Memories of Harold Wilson

I met Harold Wilson on August 17th 1990 at a musical review production on the Isles of Scilly. My wife and I were going to watch the gig racing that evening but it was chucking it down. So the only entertainment we could find was this review. There were only two tickets left, because it was only a few minutes before the production, and I was separated from my wife. The booking lady gave me a seat right down the front at the side, which had been marked with an “X” as if no one should sit in it.

I was rather surprised to find myself sitting next to Lord Wilson. I sat next to him during the production and chatted to him before it started and in the interval. He struck me as being a lovable old grandpa, and I wouldn’t have guessed that he was ill. He did actually remember several things in detail. Here are some of notes I wrote the same day of the meeting:

Pointing to the ‘No Smoking’ sign Harold Wilson said: “I haven’t brought my pipes of course, but there used to be a thing called “Nosmo King” – I’m surprised Her Majesty’s Inspectors didn’t crack down on it because they were normally quite tough on that sort of thing.

After most of the musical pieces, he turned to me and said “That’s very good”. He laughed at the comic pieces and after one hilarious tableau involving “lifeboat men” in huge sea wellies “rescuing” (carrying off) women to an accompaniment of buckets of “sea” (water) being thrown over them, he turned to me and said: “I think this will go down as the best they’ve ever done.”

He asked me where I came from and whether I was busy. He said he came from “‘Uddersfield” but when he was quite small his father got told to move to Lancashire so they had to move – but it was alright in the end.
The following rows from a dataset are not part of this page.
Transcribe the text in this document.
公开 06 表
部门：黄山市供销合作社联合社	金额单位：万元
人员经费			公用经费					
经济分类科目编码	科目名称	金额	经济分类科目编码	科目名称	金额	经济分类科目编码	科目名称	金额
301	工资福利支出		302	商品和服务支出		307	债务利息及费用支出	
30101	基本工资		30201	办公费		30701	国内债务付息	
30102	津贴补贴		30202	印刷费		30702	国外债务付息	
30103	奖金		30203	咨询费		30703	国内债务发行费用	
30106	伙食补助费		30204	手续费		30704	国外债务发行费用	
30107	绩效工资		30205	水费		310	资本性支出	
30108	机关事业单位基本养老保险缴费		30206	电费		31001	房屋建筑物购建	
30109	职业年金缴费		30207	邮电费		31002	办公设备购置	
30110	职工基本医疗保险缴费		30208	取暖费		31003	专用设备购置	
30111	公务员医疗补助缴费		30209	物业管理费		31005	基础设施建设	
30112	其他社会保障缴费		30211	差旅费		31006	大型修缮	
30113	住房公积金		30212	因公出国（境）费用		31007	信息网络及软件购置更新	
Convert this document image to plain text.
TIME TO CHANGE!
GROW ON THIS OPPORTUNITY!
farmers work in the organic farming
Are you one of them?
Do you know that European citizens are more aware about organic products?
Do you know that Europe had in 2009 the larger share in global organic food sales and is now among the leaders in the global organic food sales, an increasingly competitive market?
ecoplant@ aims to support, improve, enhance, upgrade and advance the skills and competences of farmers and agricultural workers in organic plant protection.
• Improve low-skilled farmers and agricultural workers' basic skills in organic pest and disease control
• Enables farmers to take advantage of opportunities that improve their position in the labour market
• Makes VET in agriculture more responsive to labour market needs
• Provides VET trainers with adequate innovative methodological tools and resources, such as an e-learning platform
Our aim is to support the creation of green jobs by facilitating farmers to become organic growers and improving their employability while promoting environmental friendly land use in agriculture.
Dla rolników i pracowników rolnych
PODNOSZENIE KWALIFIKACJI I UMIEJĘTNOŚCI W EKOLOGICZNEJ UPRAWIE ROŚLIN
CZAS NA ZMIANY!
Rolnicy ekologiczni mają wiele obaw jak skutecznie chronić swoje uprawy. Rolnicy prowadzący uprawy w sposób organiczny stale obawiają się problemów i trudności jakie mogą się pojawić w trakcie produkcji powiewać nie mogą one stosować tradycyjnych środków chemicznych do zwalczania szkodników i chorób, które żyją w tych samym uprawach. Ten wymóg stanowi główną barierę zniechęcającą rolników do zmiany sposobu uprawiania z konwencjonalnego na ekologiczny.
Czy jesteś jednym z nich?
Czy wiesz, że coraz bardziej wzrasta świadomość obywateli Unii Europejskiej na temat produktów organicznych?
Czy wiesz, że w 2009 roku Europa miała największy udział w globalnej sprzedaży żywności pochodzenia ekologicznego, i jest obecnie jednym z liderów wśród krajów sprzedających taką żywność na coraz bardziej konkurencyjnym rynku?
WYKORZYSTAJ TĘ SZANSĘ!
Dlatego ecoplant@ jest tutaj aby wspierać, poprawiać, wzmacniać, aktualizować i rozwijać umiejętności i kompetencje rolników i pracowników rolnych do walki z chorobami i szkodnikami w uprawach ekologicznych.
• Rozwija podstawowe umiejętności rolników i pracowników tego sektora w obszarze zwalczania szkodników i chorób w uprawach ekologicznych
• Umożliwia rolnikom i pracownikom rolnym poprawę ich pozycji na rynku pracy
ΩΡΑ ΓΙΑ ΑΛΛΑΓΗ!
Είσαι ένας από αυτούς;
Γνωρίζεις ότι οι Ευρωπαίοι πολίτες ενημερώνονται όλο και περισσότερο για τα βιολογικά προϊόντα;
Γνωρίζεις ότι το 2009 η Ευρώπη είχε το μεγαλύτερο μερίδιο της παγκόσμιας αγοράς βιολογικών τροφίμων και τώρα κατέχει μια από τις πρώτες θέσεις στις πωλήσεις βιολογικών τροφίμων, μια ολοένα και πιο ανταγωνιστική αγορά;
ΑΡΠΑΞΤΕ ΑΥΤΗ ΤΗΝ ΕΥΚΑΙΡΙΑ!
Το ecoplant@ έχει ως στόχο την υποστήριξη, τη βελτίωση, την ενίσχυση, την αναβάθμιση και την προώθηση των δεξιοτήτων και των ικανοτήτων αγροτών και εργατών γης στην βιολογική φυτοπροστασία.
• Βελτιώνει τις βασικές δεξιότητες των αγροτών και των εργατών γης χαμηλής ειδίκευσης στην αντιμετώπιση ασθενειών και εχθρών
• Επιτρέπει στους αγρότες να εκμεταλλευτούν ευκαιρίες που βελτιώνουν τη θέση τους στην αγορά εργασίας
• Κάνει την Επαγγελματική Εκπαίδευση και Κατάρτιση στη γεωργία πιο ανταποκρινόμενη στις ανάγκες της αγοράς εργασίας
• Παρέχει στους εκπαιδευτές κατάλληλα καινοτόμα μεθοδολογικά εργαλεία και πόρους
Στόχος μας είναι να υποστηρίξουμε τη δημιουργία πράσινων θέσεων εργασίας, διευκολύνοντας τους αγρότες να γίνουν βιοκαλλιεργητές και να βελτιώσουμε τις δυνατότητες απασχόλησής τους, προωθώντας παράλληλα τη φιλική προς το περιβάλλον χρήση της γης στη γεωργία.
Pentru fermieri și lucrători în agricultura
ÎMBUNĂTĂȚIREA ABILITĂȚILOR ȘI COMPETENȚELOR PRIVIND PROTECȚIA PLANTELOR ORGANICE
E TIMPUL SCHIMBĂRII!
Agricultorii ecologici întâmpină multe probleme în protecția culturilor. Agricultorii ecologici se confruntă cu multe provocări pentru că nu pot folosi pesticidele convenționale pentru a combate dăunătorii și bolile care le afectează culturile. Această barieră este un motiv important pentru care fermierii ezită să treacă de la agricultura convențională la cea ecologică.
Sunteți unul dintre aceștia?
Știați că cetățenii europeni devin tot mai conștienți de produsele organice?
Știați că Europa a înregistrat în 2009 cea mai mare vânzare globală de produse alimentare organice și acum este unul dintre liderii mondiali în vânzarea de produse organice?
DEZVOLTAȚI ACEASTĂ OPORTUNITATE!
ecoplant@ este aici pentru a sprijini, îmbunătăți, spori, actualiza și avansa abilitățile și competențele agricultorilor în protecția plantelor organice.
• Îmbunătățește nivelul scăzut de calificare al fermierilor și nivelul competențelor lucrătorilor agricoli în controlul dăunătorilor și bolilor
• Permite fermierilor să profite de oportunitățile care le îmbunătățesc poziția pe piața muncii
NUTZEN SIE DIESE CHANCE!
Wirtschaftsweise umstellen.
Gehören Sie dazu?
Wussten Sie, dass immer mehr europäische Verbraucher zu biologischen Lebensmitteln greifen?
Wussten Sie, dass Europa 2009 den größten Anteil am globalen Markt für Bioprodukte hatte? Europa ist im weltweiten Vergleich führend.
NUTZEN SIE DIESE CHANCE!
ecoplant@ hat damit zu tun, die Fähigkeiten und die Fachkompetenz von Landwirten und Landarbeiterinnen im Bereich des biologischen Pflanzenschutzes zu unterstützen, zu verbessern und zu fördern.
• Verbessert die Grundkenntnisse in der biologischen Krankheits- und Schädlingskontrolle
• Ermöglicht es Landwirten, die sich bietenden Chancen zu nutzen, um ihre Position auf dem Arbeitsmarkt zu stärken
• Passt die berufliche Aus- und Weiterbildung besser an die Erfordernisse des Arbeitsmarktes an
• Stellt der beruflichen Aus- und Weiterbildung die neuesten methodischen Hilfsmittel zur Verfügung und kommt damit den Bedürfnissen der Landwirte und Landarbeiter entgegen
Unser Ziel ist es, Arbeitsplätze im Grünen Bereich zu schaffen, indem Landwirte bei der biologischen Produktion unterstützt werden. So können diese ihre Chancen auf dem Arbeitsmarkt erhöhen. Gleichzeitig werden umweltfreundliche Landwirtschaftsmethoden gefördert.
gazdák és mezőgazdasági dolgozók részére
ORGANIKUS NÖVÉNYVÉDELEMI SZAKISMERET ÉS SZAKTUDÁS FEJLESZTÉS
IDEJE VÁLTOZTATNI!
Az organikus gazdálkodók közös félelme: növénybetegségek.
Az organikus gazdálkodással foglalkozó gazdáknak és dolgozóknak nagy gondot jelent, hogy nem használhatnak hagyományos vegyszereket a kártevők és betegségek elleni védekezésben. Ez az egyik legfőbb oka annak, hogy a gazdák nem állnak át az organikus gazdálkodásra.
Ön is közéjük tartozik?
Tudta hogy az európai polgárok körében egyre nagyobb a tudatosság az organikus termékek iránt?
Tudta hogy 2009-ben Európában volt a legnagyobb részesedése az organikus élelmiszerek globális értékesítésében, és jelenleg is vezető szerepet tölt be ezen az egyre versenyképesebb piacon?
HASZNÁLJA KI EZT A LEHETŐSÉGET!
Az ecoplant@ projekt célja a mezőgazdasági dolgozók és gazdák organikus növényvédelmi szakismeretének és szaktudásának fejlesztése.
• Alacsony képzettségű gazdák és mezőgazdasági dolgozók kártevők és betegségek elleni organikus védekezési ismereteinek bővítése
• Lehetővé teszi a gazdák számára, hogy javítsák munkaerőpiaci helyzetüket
He said his father was a top industrial man and he (Harold) went to college then to Oxford for three years on a scholarship, then he was a lecturer for a few years, then he went “down South”. He said he lived very near the House of Lords and when he wasn’t there he did a lot of walking.

He said the Lords were very gentlemanly and after the debates they talked to each other and said things like “Why did you say that?” in the bar.

He said that he started his parliamentary career in the House of Lords because the House of Commons had been bombed. “Not a lot of people know that”, he said. He said that when he was Prime Minister the Isles of Scilly nearly ran out of money. So he gave an order for them to be given more money – “I got a man in and gave him the order”. “After all”, he said “they give a lot of money to the Scottish Isles, so why not the Scillies?”. Anyway, he said, he was going there in three weeks time so it would have been rather embarrassing if the islands had been closed when he got there!

He said his son was a top Maths person and had been to the States about 12 times.

During the concert we all sang “Happy Birthday” for one of the cast. At the end, noting that I had a low singing voice like him, he said to me “We’re both stuck with bass, I’m afraid.”

From my memory, he said that he had “been Prime Minister for three terms” (I think it was three that he said – I didn’t make a note of that sentence) and when I said I had been out fishing and saw the Trinity House surveying ship, he mentioned that he was an Elder Brother of Trinity House.

I mention all this because it is often thought that Wilson spent his whole life in a dark cloud from 1980. But, as Lady Wilson confirms, he was “very calm”. He was ill, but my conversation shows that even in that illness he had patches of what I would describe, for his age at the time, as perfectly normal behaviour.

There is an excellent and rare interview with Mary Wilson, widow of Harold Wilson, in the Daily Mail today. It was conducted by Roy Hattersley. It is worth a read.

It is a timely reminder of the last Labour Prime Minister who stood down voluntarily. Mary Wilson says of the 1976 resignation:

As she charts his decline, she gives the lie to the persistent rumour that there was something deeply mysterious about his surprise resignation. Among the more sinister whispers was that MI5 had been about to expose him as a KGB agent.

At the time, Harold Wilson was a fixture in everyone’s lives: the pipe-smoking PM who had devalued “the pound in your pocket”, confirmed our membership of the Common Market and predicted the “white heat” of the coming technological revolution.

There seemed no reason for him to step down – and no convincing explanation was put forward. But the truth, Mary says, is simple. After his unexpected election victory in 1974, “Harold always meant to go quite quickly”.

So why did he choose to make his announcement in the spring of 1976?

“He’d had enough. There was a seamen’s strike, which he had just dealt with. He told me that he could not deal with it with the same level of energy, the same zest . . . and, possibly, he began to feel that his memory was going.”

The article also reminds us that the Wilsons did not move into Downing Street after Labour’s 1974 election victory, but stayed in their flat in Lord North Street. That, in itself, retrospectively, perhaps, confirms that Wilson didn’t intend to stay long in office when he won in 1974.

However, it is strange to see Hattersley writing: “There seemed no reason for him to step down” because on Question Time, a few weeks ago, Hattersley inferred that Wilson was forced to step down. Perhaps we can put it down to Roy H being in a pressurised situation on the programme – he was on the ropes a bit on the question he was answering at the time.